Storage Pool Deficiency (SPD) Syndromes

  • SPDs involve reductions in substances stored in platelet granules and often co-occur with other rare syndromes.
  • 8-SPD (low dense granules), αδ-SPD (low dense and alpha granules), and α-SPD (low alpha granules) are subcategories.
  • SPDs commonly showcase bleeding symptoms.
  • Patients with 8-SPD or αδ-SPD often show absent secondary aggregation, with primary aggregation being present.
  • Collagen-induced aggregation is reduced in SPDs.

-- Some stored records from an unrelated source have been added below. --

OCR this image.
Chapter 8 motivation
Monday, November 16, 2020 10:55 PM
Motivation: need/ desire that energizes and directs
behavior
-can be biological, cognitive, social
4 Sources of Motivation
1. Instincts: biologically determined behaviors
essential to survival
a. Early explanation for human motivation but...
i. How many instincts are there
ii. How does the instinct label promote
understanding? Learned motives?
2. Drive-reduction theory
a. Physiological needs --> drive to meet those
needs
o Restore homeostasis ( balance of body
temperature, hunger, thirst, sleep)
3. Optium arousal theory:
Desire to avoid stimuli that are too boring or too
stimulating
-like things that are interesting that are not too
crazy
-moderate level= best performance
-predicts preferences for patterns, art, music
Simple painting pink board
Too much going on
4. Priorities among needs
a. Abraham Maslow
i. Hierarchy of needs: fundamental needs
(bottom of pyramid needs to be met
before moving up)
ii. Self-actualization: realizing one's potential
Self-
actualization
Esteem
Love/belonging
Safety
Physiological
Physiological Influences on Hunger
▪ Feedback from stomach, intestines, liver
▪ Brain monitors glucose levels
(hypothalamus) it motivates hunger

Hermansky-Pudlak Syndrome (HPS)

  • HPS is a rare, autosomal recessive disorder with oculocutaneous albinism, absent platelet dense granules, and specific organelle impairment.
  • HPS often involves pulmonary fibrosis and inflammatory bowel disease.
  • Several genes (HPS1, AP3B1—HPS2, etc) are linked to HPS.

Chediak-Higashi Syndrome (CHS)

  • CHS is a rare, autosomal recessive disorder with variable oculocutaneous albinism, poor immune response to infections (usually fatal in early childhood), and potential chronic lymphohistiocytic infiltration.
  • CHS is caused by mutations that often affect the LYST gene on chromosome 1q.